“Give it back,” Jennie growled.
“Give what back? This?” The Zaar let Jennie’s pendant slip between its wax fingers, sending it toward a floorstrike shattering before pinching the chain at the last minute.
The Fáidh redoubled his chant, as did Cary and Syke at the other corners of the triangle hemming in the malicious spirit garbed in a wax-museum copy of Eamon de Valera. “You won’t let it break,” Jennie said with what she hoped was a convincing facsimile of courage. “My family jewels are too important to your boss.”
“Such naughty and ignorant words for a piece of clay,” sneered the Zaar. “But you have shown a certain promise in hunting me down and casting a circle, I must admit. I haven’t been bound since Aix in 1611.” Its dull eyes gleamed maliciously from behind its spectacles. “Perhaps it’s time for a new approach.”
The creature carefully replaced Jennie’s pendant in one of his pockets and then leapt at her with astonishing speed and ferocity. Its cold, waxy hands wrapped around her throat with surprising strength, while foul incantations hissed not from the Zaar’s borrowed mouth but from every point in its form.
“κατοχή του σώματος, αποβολή της ψυχής! κατοχή του σώματος, αποβολή της ψυχής! κατοχή του σώματος, αποβολή της ψυχής!”
“Break it apart, Jennie!” cried the Fáidh. “Its spirit is potent but the body is just wax! It only has the power you’ll let it have!”

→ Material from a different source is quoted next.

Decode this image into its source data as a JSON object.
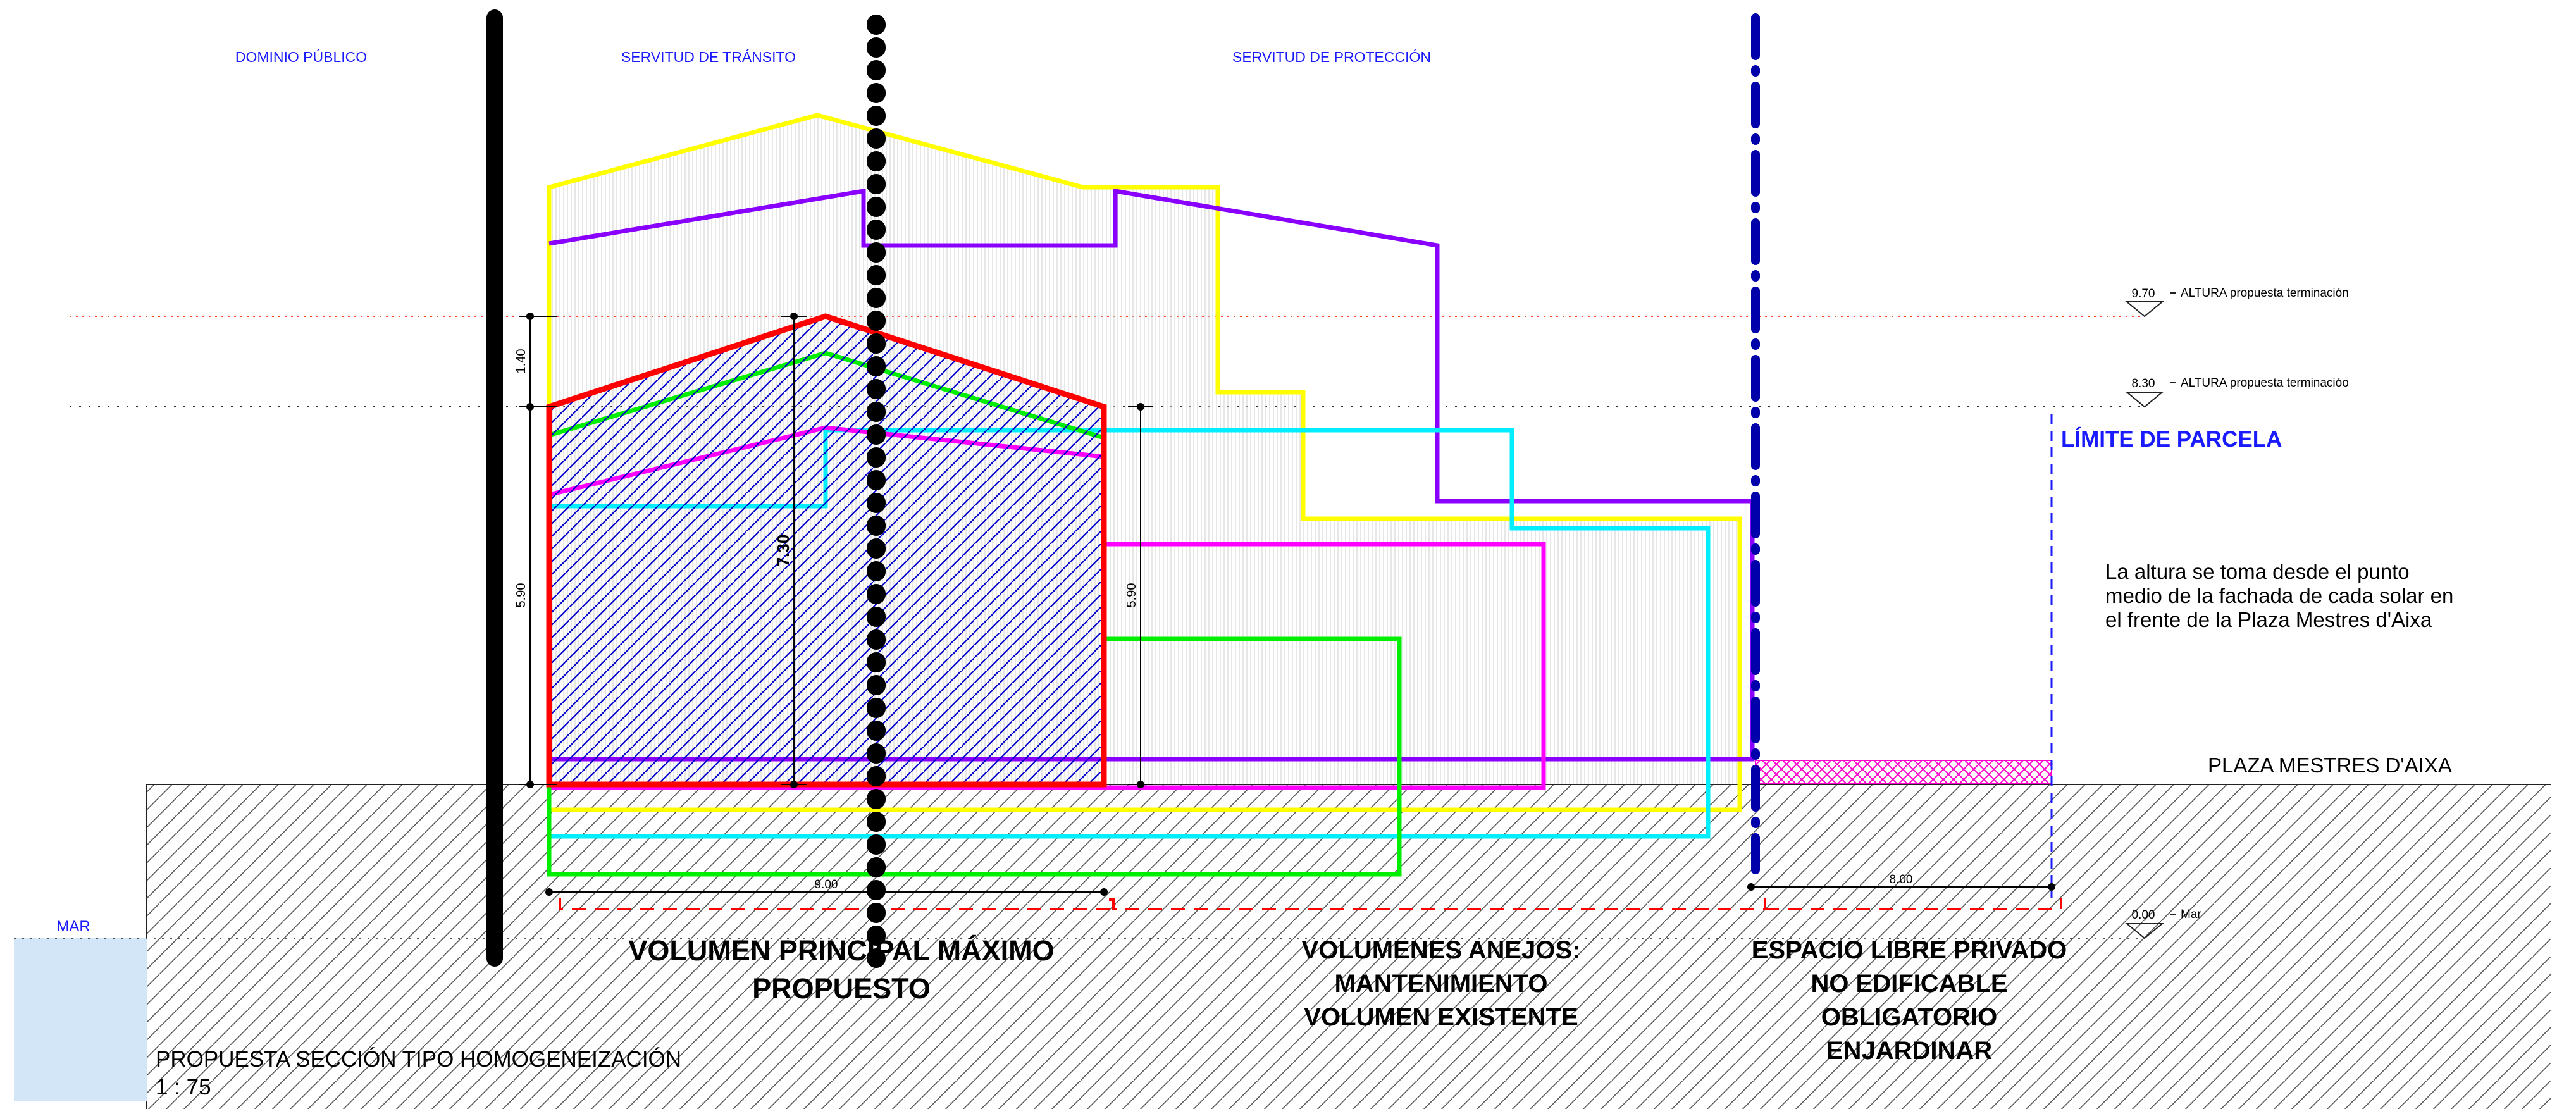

The small ceremonial dagger Jennie had taken from Whelk’s corpse flashed, and the wax form stumbled backwards, stumps where its hands had been. A swift follow-up blow to the left leg led to total collapse; the simulacra of de Valera toppled to the stone and shattered into pieces. Knife in hand, the waxwork’s vanquisher fished the pendant out of the pocket that contained it and donned the jewel with a triumphant smile.
“All right, Jennie! cried Cary. “Rah rah rah, that’s how it’s done!”
“Nothing I couldn’t handle.”
Jennie’s companions crowded around, offering their congratulations.
“Thanks, but there’s no time to waste. We need to move, and quickly.”
The Fáidh nodded. “Come, let’s away from this dank and fetid place of suck for groovier environs.”
Jennie watched as she led her friends away, utterly perplexed at how she could see herself moving and speaking from such a detached viewpoint. “Hey, where are you going?” she cried. “That’s not me!”
Not only could her friends not hear her, but Jennie herself couldn’t either. The words were dead upon entering the world, and with horror Jennie realized that she had no lips to utter them with…not to scream with.
Through some dark trick, the Zaar had torn her from her body and left her an aimless and un-anchored spirit.